Gadis berhijab tersebut kembali masuk ke dalam kamar, Tasya adalah tipe orang yang cukup tertutup dan pendiam namun ia akan menjadi orang yang asik saat bertemu orang-orang tertentu.

"Selalu itu yang di bahas" gerutu Tasya saat ingin kembali menulis.

Cukup lama Tasya berusaha berpikir untuk tulisan nya tapi nihil, dirinya tak bisa berkonsentrasi pada apa yang ingin ia tulis karena pembahasan ibunya tadi membuatnya tidak fokus.

Tasya pun menghubungi Dwi untuk meminta bertemu dan mengeluarkan isi hatinya pada teman dekatnya itu.

Setelah mendapat kepastian tasya bergegas menuju kantor W.O milik Dwi, Tasya mengendarai motor pemberian sang ayah saat ia sudah berumur 21 tahun beberapa bulan lalu.

Sampai tujuan tasya langsung masuk ke gedung yang minimalis namun tertata tersebut.

Saat masuk ruangan Dwi Tasya cukup terkejut karena ada Galih disana, sepertinya rencana untuk mengeluarkan isi hatinya akan tertunda.

"Gw kira lo sendirian" ucap Tasya.

Dwi mendongak menatap Tasya.

"Bukan nya ucap salam" tegur Dwi.

Tasya hanya menunjukkan cengiran nya.

"Assalamualaikum" ucap Tasya.

"Walaikum'salam" balas Dwi dan Galih.

"Kalian ini berduaan mulu" ucap Tasya.

"Iri lo?" tanya Galih.

"Sorry ya, gak kenal tuh yang namanya iri" ucap Tasya.

"Cari pacar sana" ucap Galih.

"Sorry belum minat" balas Tasya.

"Jangan minta Tasya cari pacar, dia lagi jatuh cinta banget sama dunia nya" ucap Dwi.

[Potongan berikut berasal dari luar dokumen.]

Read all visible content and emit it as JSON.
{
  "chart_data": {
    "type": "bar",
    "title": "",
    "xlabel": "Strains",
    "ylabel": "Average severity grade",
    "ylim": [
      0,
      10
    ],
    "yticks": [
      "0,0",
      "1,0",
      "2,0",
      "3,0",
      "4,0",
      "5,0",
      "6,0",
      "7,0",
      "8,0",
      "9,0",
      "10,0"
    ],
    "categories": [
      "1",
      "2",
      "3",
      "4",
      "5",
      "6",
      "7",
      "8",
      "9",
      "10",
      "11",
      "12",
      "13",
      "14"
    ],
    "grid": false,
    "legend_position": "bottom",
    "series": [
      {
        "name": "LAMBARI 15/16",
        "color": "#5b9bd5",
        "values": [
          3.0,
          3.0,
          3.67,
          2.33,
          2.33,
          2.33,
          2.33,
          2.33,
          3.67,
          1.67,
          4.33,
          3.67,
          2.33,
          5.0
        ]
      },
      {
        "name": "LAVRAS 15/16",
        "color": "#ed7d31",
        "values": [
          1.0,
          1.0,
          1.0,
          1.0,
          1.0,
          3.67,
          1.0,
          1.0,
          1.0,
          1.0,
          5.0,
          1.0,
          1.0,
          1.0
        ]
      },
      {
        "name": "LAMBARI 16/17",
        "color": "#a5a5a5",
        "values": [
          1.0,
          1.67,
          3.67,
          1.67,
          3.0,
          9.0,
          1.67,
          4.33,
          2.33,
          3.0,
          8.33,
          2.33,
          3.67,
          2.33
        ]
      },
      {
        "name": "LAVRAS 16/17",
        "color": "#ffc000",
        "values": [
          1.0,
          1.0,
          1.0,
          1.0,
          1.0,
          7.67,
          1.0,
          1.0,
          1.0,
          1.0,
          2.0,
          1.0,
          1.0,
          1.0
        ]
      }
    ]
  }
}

"Tuh dengerin" ucap Tasya.

Galih menatap Tasya sekilas.

"Iya deh" ucap Galih.

Kemudian pria itu kembali sibuk bersama Dwi.

"Nyesel gw kesini" ucap Tasya ia berbalik dan ingin pergi.

Mendengar itu Dwi langsung mencegah Tasya pergi.

"Sini duduk, katanya mau cerita" ucap Dwi.

"Nanti lagi, gak mau ganggu" ucap Tasya.

"Enggak, maka dari itu gw minta lo kesini" ucap Dwi.

"Ganggu banget gw buat lo" ucap Galih.

Tasya diam, ia berjalan ke arah Dwi dan duduk di samping teman baiknya itu.

"Bukan gitu, tapi gak enak aja kalo cerita di denger orang yang baru gw kenal" ucap Tasya.

"Ya udah anggap aja gw gak ada" ucap Galih.

"Mana bisa begitu" balas Tasya.

"Jadi gak jadi cerita nih?" tanya Dwi.

"Nanti lagi aja" jawab Tasya.

"Terus tujuan lo ngapain kesini kalo bukan buat cerita" ucap Galih.

"Ada lo gw gak bisa cerita" ucap Tasya.

"Jadi lo ngusir gw?" tanya Galih.

"Gw gak bilang begitu" jawab Tasya.

Galih hanya memutar bola matanya malas.